Scrum law change suits Aussies

A law change that prevents front rows from engaging before the scrum is properly set has been well-received by the Wallabies.

The International Rugby Board is scheduled to confirm the law change next month, which will see it coming it into effect in January. The front rows will have to engage by means of forming and touching each other, pushing after the scrum-feed rather than being allowed to set further apart in an attempt to get the big hit.

The hit favoured the bigger teams, who were able to utilise their bulk to overpower and destabilize the smaller scrums. Australia is one such smaller team who has suffered from this in recent times, and so any change that would detract from this factor could be seen as a boost for their game.

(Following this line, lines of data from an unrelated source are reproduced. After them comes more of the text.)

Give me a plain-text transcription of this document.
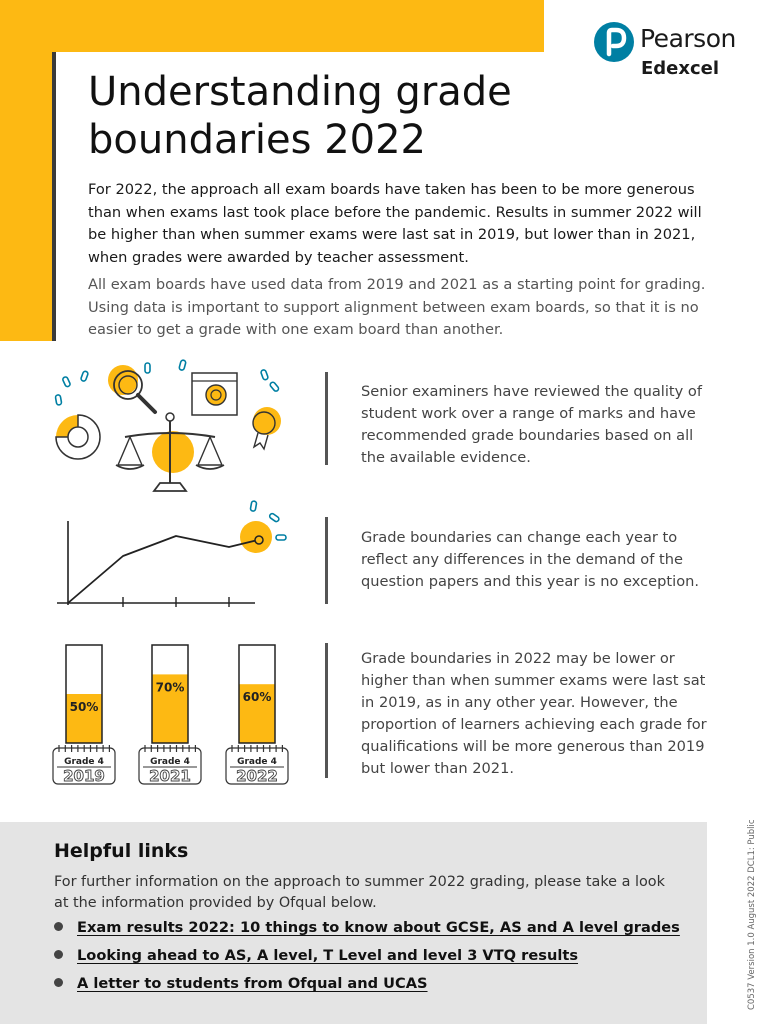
Pearson
Edexcel
Understanding grade boundaries 2022

For 2022, the approach all exam boards have taken has been to be more generous than when exams last took place before the pandemic. Results in summer 2022 will be higher than when summer exams were last sat in 2019, but lower than in 2021, when grades were awarded by teacher assessment.

All exam boards have used data from 2019 and 2021 as a starting point for grading. Using data is important to support alignment between exam boards, so that it is no easier to get a grade with one exam board than another.

Senior examiners have reviewed the quality of student work over a range of marks and have recommended grade boundaries based on all the available evidence.

Grade boundaries can change each year to reflect any differences in the demand of the question papers and this year is no exception.

50%
Grade 4
2019
70%
Grade 4
2021
60%
Grade 4
2022

Grade boundaries in 2022 may be lower or higher than when summer exams were last sat in 2019, as in any other year. However, the proportion of learners achieving each grade for qualifications will be more generous than 2019 but lower than 2021.

Helpful links

For further information on the approach to summer 2022 grading, please take a look at the information provided by Ofqual below.

Exam results 2022: 10 things to know about GCSE, AS and A level grades
Looking ahead to AS, A level, T Level and level 3 VTQ results
A letter to students from Ofqual and UCAS	C0537 Version 1.0 August 2022 DCL1: Public
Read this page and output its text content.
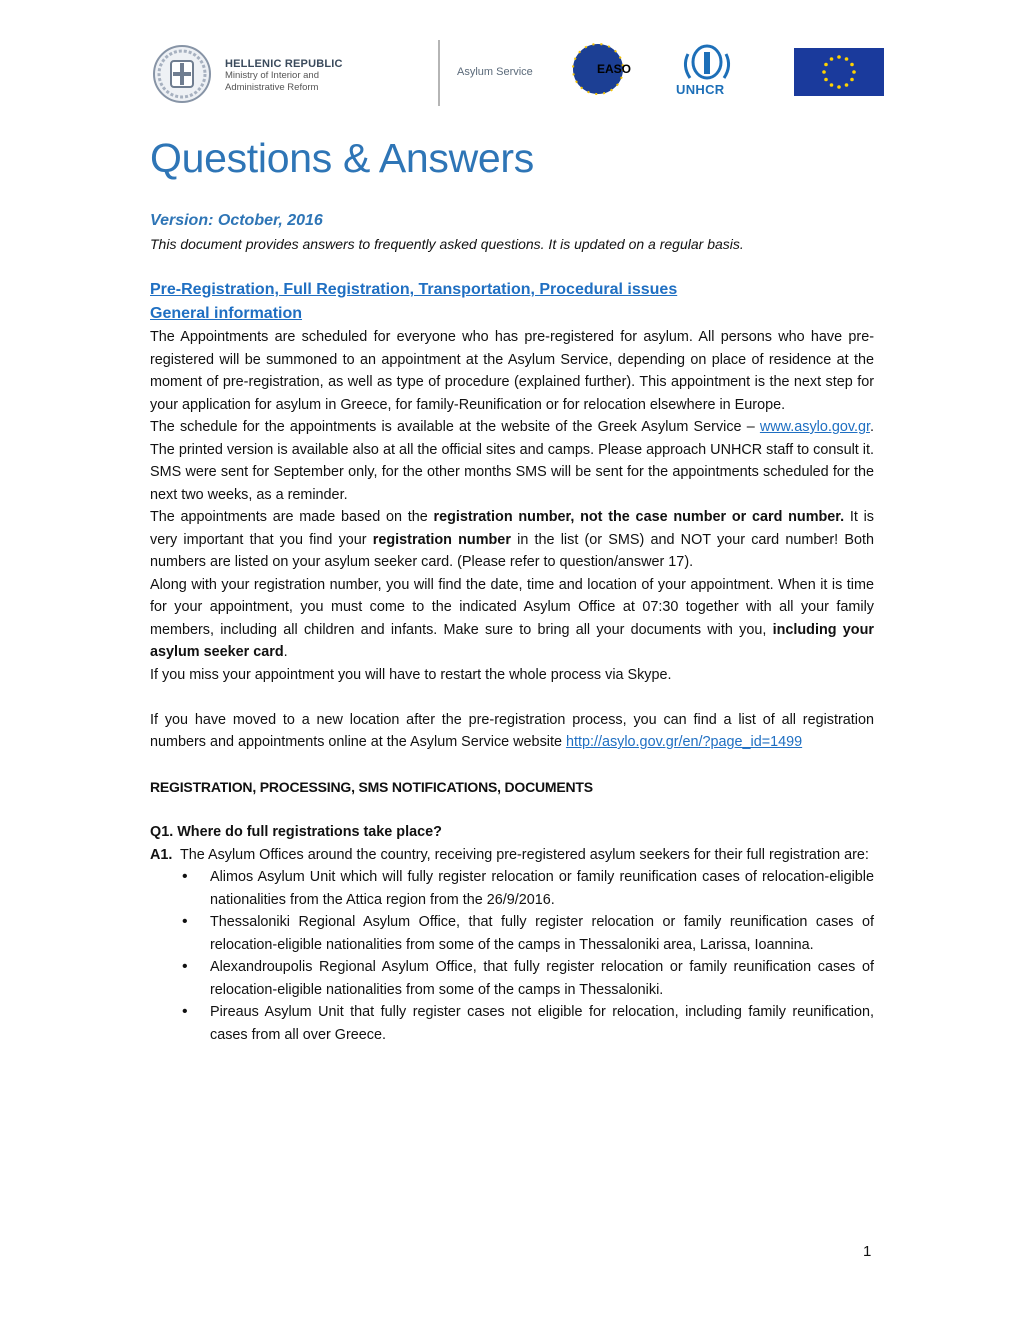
HELLENIC REPUBLIC
Ministry of Interior and
Administrative Reform
Asylum Service	EASO
UNHCR
Questions & Answers
Version: October, 2016
This document provides answers to frequently asked questions. It is updated on a regular basis.
Pre-Registration, Full Registration, Transportation, Procedural issues
General information

The Appointments are scheduled for everyone who has pre-registered for asylum. All persons who have pre-registered will be summoned to an appointment at the Asylum Service, depending on place of residence at the moment of pre-registration, as well as type of procedure (explained further). This appointment is the next step for your application for asylum in Greece, for family-Reunification or for relocation elsewhere in Europe.

The schedule for the appointments is available at the website of the Greek Asylum Service – www.asylo.gov.gr. The printed version is available also at all the official sites and camps. Please approach UNHCR staff to consult it. SMS were sent for September only, for the other months SMS will be sent for the appointments scheduled for the next two weeks, as a reminder.

The appointments are made based on the registration number, not the case number or card number. It is very important that you find your registration number in the list (or SMS) and NOT your card number! Both numbers are listed on your asylum seeker card. (Please refer to question/answer 17).

Along with your registration number, you will find the date, time and location of your appointment. When it is time for your appointment, you must come to the indicated Asylum Office at 07:30 together with all your family members, including all children and infants. Make sure to bring all your documents with you, including your asylum seeker card.

If you miss your appointment you will have to restart the whole process via Skype.

If you have moved to a new location after the pre-registration process, you can find a list of all registration numbers and appointments online at the Asylum Service website http://asylo.gov.gr/en/?page_id=1499

REGISTRATION, PROCESSING, SMS NOTIFICATIONS, DOCUMENTS
Q1. Where do full registrations take place?
A1. The Asylum Offices around the country, receiving pre-registered asylum seekers for their full registration are:
• Alimos Asylum Unit which will fully register relocation or family reunification cases of relocation-eligible nationalities from the Attica region from the 26/9/2016.
• Thessaloniki Regional Asylum Office, that fully register relocation or family reunification cases of relocation-eligible nationalities from some of the camps in Thessaloniki area, Larissa, Ioannina.
• Alexandroupolis Regional Asylum Office, that fully register relocation or family reunification cases of relocation-eligible nationalities from some of the camps in Thessaloniki.
• Pireaus Asylum Unit that fully register cases not eligible for relocation, including family reunification, cases from all over Greece.
1
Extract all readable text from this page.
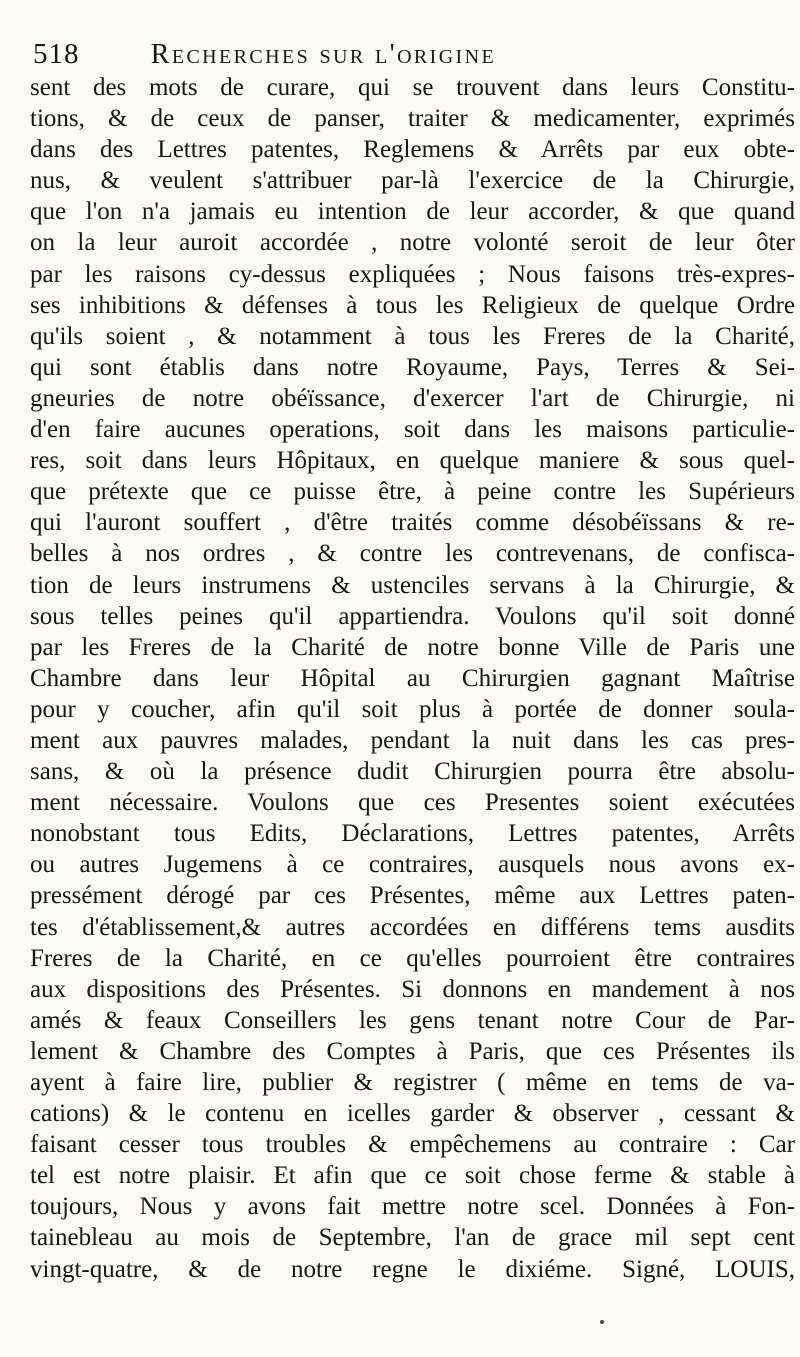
518	Recherches sur l'origine
sent des mots de curare, qui se trouvent dans leurs Constitu-
tions, & de ceux de panser, traiter & medicamenter, exprimés
dans des Lettres patentes, Reglemens & Arrêts par eux obte-
nus, & veulent s'attribuer par-là l'exercice de la Chirurgie,
que l'on n'a jamais eu intention de leur accorder, & que quand
on la leur auroit accordée , notre volonté seroit de leur ôter
par les raisons cy-dessus expliquées ; Nous faisons très-expres-
ses inhibitions & défenses à tous les Religieux de quelque Ordre
qu'ils soient , & notamment à tous les Freres de la Charité,
qui sont établis dans notre Royaume, Pays, Terres & Sei-
gneuries de notre obéïssance, d'exercer l'art de Chirurgie, ni
d'en faire aucunes operations, soit dans les maisons particulie-
res, soit dans leurs Hôpitaux, en quelque maniere & sous quel-
que prétexte que ce puisse être, à peine contre les Supérieurs
qui l'auront souffert , d'être traités comme désobéïssans & re-
belles à nos ordres , & contre les contrevenans, de confisca-
tion de leurs instrumens & ustenciles servans à la Chirurgie, &
sous telles peines qu'il appartiendra. Voulons qu'il soit donné
par les Freres de la Charité de notre bonne Ville de Paris une
Chambre dans leur Hôpital au Chirurgien gagnant Maîtrise
pour y coucher, afin qu'il soit plus à portée de donner soula-
ment aux pauvres malades, pendant la nuit dans les cas pres-
sans, & où la présence dudit Chirurgien pourra être absolu-
ment nécessaire. Voulons que ces Presentes soient exécutées
nonobstant tous Edits, Déclarations, Lettres patentes, Arrêts
ou autres Jugemens à ce contraires, ausquels nous avons ex-
pressément dérogé par ces Présentes, même aux Lettres paten-
tes d'établissement,& autres accordées en différens tems ausdits
Freres de la Charité, en ce qu'elles pourroient être contraires
aux dispositions des Présentes. Si donnons en mandement à nos
amés & feaux Conseillers les gens tenant notre Cour de Par-
lement & Chambre des Comptes à Paris, que ces Présentes ils
ayent à faire lire, publier & registrer ( même en tems de va-
cations) & le contenu en icelles garder & observer , cessant &
faisant cesser tous troubles & empêchemens au contraire : Car
tel est notre plaisir. Et afin que ce soit chose ferme & stable à
toujours, Nous y avons fait mettre notre scel. Données à Fon-
tainebleau au mois de Septembre, l'an de grace mil sept cent
vingt-quatre, & de notre regne le dixiéme. Signé, LOUIS,
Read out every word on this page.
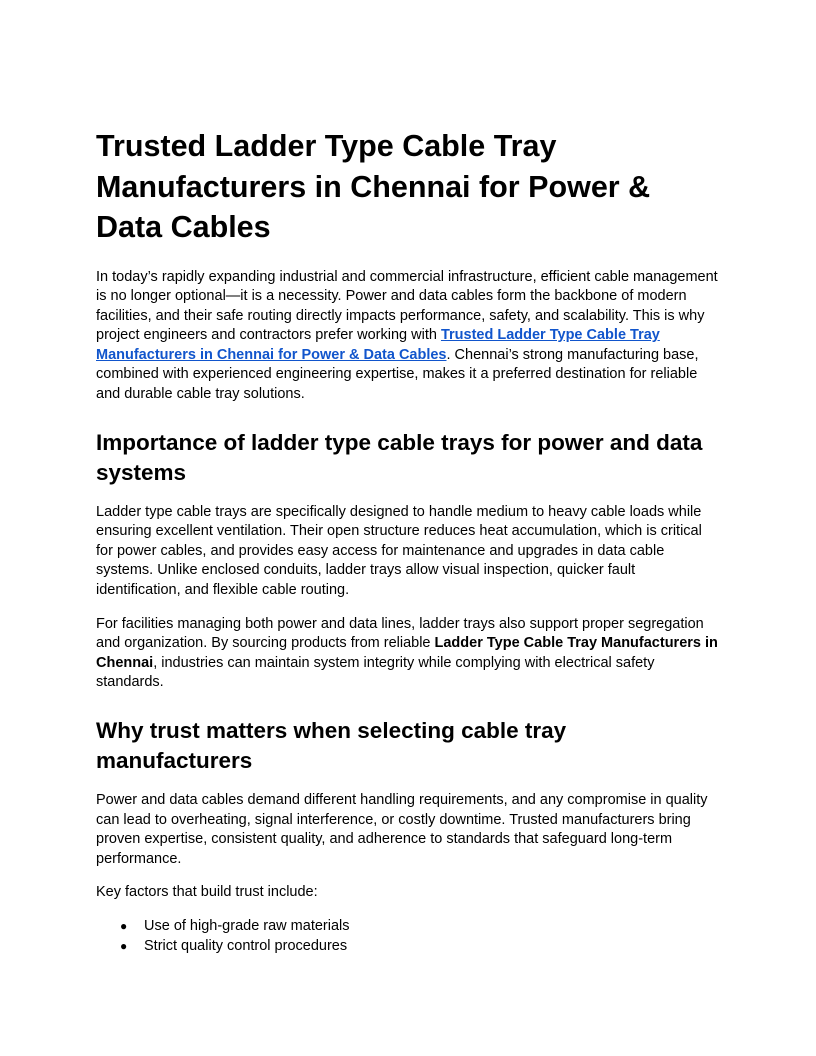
Trusted Ladder Type Cable Tray Manufacturers in Chennai for Power & Data Cables

In today’s rapidly expanding industrial and commercial infrastructure, efficient cable management is no longer optional—it is a necessity. Power and data cables form the backbone of modern facilities, and their safe routing directly impacts performance, safety, and scalability. This is why project engineers and contractors prefer working with Trusted Ladder Type Cable Tray Manufacturers in Chennai for Power & Data Cables. Chennai’s strong manufacturing base, combined with experienced engineering expertise, makes it a preferred destination for reliable and durable cable tray solutions.

Importance of ladder type cable trays for power and data systems

Ladder type cable trays are specifically designed to handle medium to heavy cable loads while ensuring excellent ventilation. Their open structure reduces heat accumulation, which is critical for power cables, and provides easy access for maintenance and upgrades in data cable systems. Unlike enclosed conduits, ladder trays allow visual inspection, quicker fault identification, and flexible cable routing.

For facilities managing both power and data lines, ladder trays also support proper segregation and organization. By sourcing products from reliable Ladder Type Cable Tray Manufacturers in Chennai, industries can maintain system integrity while complying with electrical safety standards.

Why trust matters when selecting cable tray manufacturers

Power and data cables demand different handling requirements, and any compromise in quality can lead to overheating, signal interference, or costly downtime. Trusted manufacturers bring proven expertise, consistent quality, and adherence to standards that safeguard long-term performance.

Key factors that build trust include:

● Use of high-grade raw materials
● Strict quality control procedures
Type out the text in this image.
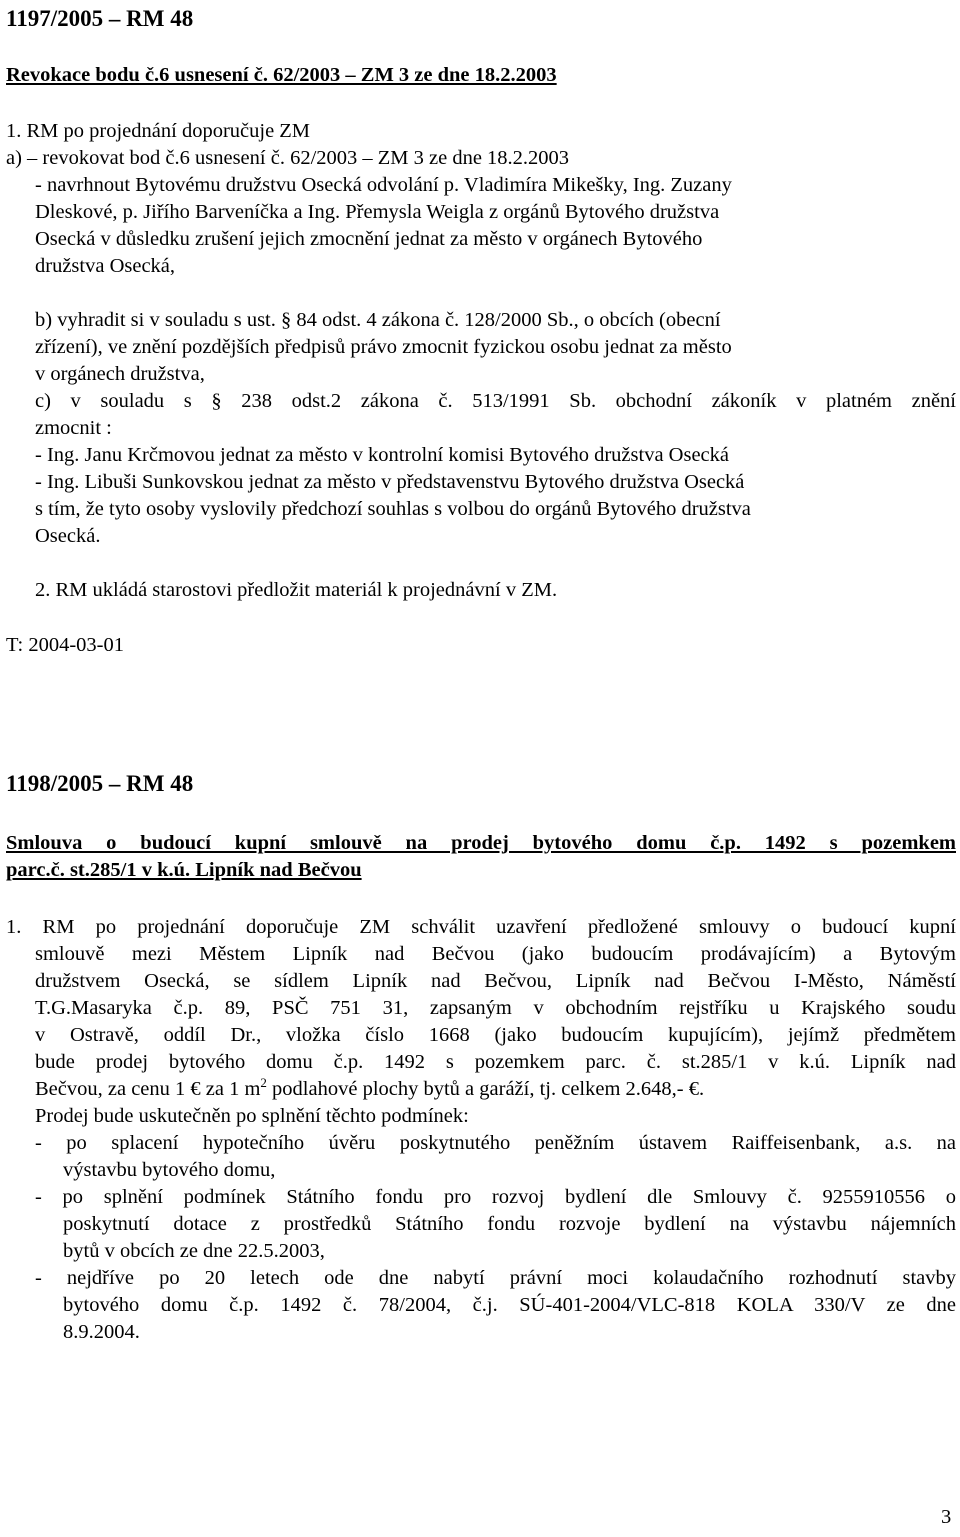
1197/2005 – RM 48
Revokace bodu č.6 usnesení č. 62/2003 – ZM 3 ze dne 18.2.2003
1. RM po projednání doporučuje ZM
a) – revokovat bod č.6 usnesení č. 62/2003 – ZM 3 ze dne 18.2.2003
- navrhnout Bytovému družstvu Osecká odvolání p. Vladimíra Mikešky, Ing. Zuzany
Dleskové, p. Jiřího Barveníčka a Ing. Přemysla Weigla z orgánů Bytového družstva
Osecká v důsledku zrušení jejich zmocnění jednat za město v orgánech Bytového
družstva Osecká,
b) vyhradit si v souladu s ust. § 84 odst. 4 zákona č. 128/2000 Sb., o obcích (obecní
zřízení), ve znění pozdějších předpisů právo zmocnit fyzickou osobu jednat za město
v orgánech družstva,
c) v souladu s § 238 odst.2 zákona č. 513/1991 Sb. obchodní zákoník v platném znění
zmocnit :
- Ing. Janu Krčmovou jednat za město v kontrolní komisi Bytového družstva Osecká
- Ing. Libuši Sunkovskou jednat za město v představenstvu Bytového družstva Osecká
s tím, že tyto osoby vyslovily předchozí souhlas s volbou do orgánů Bytového družstva
Osecká.
2. RM ukládá starostovi předložit materiál k projednávní v ZM.
T: 2004-03-01
1198/2005 – RM 48
Smlouva o budoucí kupní smlouvě na prodej bytového domu č.p. 1492 s pozemkem
parc.č. st.285/1 v k.ú. Lipník nad Bečvou
1. RM po projednání doporučuje ZM schválit uzavření předložené smlouvy o budoucí kupní
smlouvě mezi Městem Lipník nad Bečvou (jako budoucím prodávajícím) a Bytovým
družstvem Osecká, se sídlem Lipník nad Bečvou, Lipník nad Bečvou I-Město, Náměstí
T.G.Masaryka č.p. 89, PSČ 751 31, zapsaným v obchodním rejstříku u Krajského soudu
v Ostravě, oddíl Dr., vložka číslo 1668 (jako budoucím kupujícím), jejímž předmětem
bude prodej bytového domu č.p. 1492 s pozemkem parc. č. st.285/1 v k.ú. Lipník nad
Bečvou, za cenu 1 € za 1 $m^2$ podlahové plochy bytů a garáží, tj. celkem 2.648,- €.
Prodej bude uskutečněn po splnění těchto podmínek:
- po splacení hypotečního úvěru poskytnutého peněžním ústavem Raiffeisenbank, a.s. na
výstavbu bytového domu,
- po splnění podmínek Státního fondu pro rozvoj bydlení dle Smlouvy č. 9255910556 o
poskytnutí dotace z prostředků Státního fondu rozvoje bydlení na výstavbu nájemních
bytů v obcích ze dne 22.5.2003,
- nejdříve po 20 letech ode dne nabytí právní moci kolaudačního rozhodnutí stavby
bytového domu č.p. 1492 č. 78/2004, č.j. SÚ-401-2004/VLC-818 KOLA 330/V ze dne
8.9.2004.
3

Coach John Connolly has supported the change, but only because it makes the game a bit safer. Incidentally, the law is being examined in an attempt to curb the amount of injuries that result from the scrum.

“I support this totally, purely for safety reasons,” Connolly said. “I was coaching in England when there were serious local scrummaging injuries, and we have to do all that we can to avert that. The game has enough challenges without allowing it to be any more dangerous.”

Connolly was predictably careful not to come right out and say it, but hinted that the change will suit his team.

“I’m not sure in terms of scrummaging that this will provide a huge advantage, particularly against teams like England, where on wet grounds you get very close together anyway,” Connolly said.

“Still there’s no doubt that explosion at the hit is something we have been working on this year, and we have been beaten to the hit at times. This [law change] will take a bit of that out at the contact. Put it this way, it won’t disadvantage us. We won’t be worse off … we may be slightly better off.”

Meanwhile, the IRB are planning on implementing a few more amendments aimed at speeding up the game. Although these will only come into effect after the World Cup, the Aussies are looking at introducing them at next year’s national competition. These experimental laws include not allowing players to pass the ball back into their own 22 to a kicker, free kicks given when a line-out throw is not straight, and teams not required to have the same number of players in their line-out as their opponents.